According to some embodiments of the present disclosure, RPA allows organizations to automate intensive repetitive tasks i.e., routines. RPA tools capture in User Interface (UI) logs the execution of the routines. For each user a dataset is often a long sequence of desktop-actions, e.g., loginMail, accessMail, clickLink, acceptRequest. These sequences of desktop-actions may be then analyzed, to identify common patterns for automation.

According to some embodiments of the present disclosure, unlike the unsupervised topic-segmentation Natural Language Processing (NLP) module, supervised models require a predefined list of tasks and rely on short sequences containing a single routine. However, RPA UI logs are very noisy, and it is difficult to label the data.

According to some embodiments of the present disclosure, the unsupervised sequences segmentation 140 in FIG. 1A may segment a long sequence of words into non-overlapping coherent segments by implementing unsupervised topic-segmentation Natural Language Processing (NLP) module on a created vector of embeddings to determine one or more cutting-points in the integer sequence, such that semantic similarity level of embeddings in each segment is maximized, and a number of non-complete business processes is reduced.

FIG. 4 is a diagram of Automatic Finder (AF) Machine Learning engine pipeline, in accordance with some embodiments of the present disclosure.

According to some embodiments of the present disclosure, in a system, such as system 100A in FIG. 1A, after preprocessing and generalization of data of desktop-actions by a preprocessing model 130 in FIG. 1A, segmenting data 410 by a computer-implemented method for unsupervised task segmentation, such as computer-implemented method 200A for unsupervised task segmentation, in FIG. 2A which may operate an unsupervised task segmentation module, such as unsupervised task segmentation module 200B in FIG. 2B.

According to some embodiments of the present disclosure, the one or more segments may be forwarded to a sequence pattern mining, such as sequence mining 150 in FIG. 1A and then clustering and grouping the segments for process grouping.

According to some embodiments of the present disclosure, sequence segmentation of the data of desktop-actions may be operated by an unsupervised text segmentation technique, e.g., unsupervised topic-segmentation Natural Language Processing (NLP) module which may use semantic word embedding. For example, first to the UI log of the Centre for Advanced Studies in Adaptive Systems (CASAS) open-source activity recognition dataset, containing two subsets, Aruba and Kyoto, as shown in FIGS. 5A-5B and 6A-6B and then to tagged Automation Finder data (TSA) data, which is tagged data created for the Automatic Finder for demos and testing.
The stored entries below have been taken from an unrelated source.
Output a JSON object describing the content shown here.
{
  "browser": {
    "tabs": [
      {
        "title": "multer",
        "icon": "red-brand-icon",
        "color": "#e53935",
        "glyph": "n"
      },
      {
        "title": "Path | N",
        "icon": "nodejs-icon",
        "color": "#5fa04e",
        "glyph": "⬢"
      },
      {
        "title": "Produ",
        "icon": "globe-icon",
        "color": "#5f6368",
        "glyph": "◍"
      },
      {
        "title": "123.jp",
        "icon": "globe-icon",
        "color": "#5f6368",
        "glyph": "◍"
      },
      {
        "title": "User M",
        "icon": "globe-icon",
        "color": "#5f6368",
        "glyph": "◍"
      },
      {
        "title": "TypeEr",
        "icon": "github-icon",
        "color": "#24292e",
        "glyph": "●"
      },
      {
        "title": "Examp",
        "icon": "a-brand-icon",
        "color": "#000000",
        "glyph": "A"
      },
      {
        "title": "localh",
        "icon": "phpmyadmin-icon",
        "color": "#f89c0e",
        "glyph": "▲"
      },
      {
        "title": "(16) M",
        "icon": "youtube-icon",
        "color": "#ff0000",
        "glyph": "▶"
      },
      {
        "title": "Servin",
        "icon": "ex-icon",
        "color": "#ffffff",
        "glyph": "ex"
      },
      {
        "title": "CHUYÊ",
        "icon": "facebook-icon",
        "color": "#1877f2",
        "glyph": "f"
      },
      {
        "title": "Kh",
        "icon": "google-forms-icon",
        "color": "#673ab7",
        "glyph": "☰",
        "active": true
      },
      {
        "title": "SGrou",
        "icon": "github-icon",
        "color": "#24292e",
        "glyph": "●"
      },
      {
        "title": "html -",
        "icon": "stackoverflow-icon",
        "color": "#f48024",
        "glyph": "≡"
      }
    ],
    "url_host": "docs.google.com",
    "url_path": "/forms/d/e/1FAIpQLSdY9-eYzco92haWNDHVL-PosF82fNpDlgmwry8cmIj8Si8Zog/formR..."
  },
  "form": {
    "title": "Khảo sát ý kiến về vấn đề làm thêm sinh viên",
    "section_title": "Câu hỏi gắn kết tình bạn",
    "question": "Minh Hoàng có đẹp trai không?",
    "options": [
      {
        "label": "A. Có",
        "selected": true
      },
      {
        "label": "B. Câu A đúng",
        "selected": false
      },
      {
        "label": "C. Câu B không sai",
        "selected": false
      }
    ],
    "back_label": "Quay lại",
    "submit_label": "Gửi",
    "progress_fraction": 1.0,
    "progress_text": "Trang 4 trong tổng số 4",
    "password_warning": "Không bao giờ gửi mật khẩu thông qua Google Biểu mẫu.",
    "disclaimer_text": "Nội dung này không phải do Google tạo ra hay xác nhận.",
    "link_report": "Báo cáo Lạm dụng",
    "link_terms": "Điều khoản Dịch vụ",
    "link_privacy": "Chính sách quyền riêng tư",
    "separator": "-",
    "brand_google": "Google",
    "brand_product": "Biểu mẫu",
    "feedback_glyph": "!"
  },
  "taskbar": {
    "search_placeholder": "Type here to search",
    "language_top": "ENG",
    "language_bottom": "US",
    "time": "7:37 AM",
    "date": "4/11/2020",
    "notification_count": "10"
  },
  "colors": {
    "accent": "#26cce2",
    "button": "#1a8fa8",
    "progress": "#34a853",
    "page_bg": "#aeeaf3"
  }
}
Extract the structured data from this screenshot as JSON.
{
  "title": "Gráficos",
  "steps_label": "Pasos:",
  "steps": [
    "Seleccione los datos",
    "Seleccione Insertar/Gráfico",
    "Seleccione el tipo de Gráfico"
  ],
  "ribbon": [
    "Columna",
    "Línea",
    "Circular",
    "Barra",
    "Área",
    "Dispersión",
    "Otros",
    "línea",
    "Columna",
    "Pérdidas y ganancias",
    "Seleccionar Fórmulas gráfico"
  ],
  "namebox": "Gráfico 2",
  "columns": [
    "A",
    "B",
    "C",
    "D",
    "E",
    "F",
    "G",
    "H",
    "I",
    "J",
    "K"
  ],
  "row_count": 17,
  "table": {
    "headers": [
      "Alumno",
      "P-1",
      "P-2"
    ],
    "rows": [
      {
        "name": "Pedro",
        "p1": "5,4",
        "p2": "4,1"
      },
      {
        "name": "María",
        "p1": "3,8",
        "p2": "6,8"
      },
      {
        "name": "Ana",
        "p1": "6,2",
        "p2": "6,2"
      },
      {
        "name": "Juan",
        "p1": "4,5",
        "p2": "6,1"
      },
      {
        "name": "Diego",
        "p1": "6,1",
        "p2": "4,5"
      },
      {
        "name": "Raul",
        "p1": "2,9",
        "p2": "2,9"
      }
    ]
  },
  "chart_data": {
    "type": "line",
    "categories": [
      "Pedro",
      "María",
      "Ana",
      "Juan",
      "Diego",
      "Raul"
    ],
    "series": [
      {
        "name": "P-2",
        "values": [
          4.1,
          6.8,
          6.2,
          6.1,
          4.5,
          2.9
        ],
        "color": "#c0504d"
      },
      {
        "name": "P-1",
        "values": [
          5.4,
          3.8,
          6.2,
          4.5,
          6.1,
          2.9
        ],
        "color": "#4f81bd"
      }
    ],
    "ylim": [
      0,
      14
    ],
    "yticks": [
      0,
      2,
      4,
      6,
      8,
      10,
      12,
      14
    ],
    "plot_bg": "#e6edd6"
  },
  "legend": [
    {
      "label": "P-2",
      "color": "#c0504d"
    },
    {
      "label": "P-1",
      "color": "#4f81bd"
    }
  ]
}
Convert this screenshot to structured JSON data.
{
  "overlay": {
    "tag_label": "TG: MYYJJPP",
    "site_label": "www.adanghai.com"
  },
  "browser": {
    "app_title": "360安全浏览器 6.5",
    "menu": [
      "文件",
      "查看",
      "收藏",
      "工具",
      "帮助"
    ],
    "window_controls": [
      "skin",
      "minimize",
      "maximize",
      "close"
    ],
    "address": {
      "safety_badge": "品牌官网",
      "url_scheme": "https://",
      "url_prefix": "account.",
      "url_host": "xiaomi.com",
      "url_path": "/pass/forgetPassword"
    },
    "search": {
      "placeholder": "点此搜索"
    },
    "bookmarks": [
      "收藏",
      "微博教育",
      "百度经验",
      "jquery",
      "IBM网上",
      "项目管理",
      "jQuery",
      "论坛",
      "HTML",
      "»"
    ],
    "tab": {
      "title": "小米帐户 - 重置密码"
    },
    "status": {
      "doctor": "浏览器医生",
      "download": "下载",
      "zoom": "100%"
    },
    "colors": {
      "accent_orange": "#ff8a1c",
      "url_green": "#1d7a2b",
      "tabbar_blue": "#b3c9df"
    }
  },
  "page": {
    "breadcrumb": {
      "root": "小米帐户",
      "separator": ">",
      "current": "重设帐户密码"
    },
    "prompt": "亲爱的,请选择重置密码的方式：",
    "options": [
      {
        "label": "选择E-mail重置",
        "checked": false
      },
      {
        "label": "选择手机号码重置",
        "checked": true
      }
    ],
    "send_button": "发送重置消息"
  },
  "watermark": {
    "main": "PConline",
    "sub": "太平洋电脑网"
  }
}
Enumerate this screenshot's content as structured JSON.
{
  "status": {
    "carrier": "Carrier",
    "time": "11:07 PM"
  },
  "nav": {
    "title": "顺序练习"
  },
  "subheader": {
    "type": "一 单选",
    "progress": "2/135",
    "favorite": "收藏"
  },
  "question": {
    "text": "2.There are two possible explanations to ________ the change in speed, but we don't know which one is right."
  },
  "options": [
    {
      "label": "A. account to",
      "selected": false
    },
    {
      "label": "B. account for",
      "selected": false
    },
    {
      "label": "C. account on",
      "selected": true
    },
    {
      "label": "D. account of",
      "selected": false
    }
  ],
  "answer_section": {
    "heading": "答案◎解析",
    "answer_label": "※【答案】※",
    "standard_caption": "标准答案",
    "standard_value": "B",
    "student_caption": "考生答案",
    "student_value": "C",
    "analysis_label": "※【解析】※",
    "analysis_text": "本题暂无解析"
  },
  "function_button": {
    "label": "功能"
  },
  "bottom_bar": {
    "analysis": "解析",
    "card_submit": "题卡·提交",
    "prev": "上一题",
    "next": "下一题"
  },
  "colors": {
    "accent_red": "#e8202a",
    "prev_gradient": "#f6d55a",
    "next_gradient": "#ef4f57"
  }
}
FIGS. 5A-5B show results of simulations with effective parameters (Kyoto), in accordance with some embodiments of the present disclosure.

According to some embodiments of the present disclosure, graphs 510-540 describe the performance of the model, using the P_kscore and the F-score, as a variable of a hyperparameter using both algorithms, the greedy and Dynamic Programming (DP) on the Kyoto open source data-set. Graph 510 shows embedding vector size. Graph 520 shows average segment length which dictates the penalty n. Graph 530 shows negative sampling rate. Graph 540 shows occurrence threshold. The graphs 510-540 describe the tunning of the hyperparameters on the trained data.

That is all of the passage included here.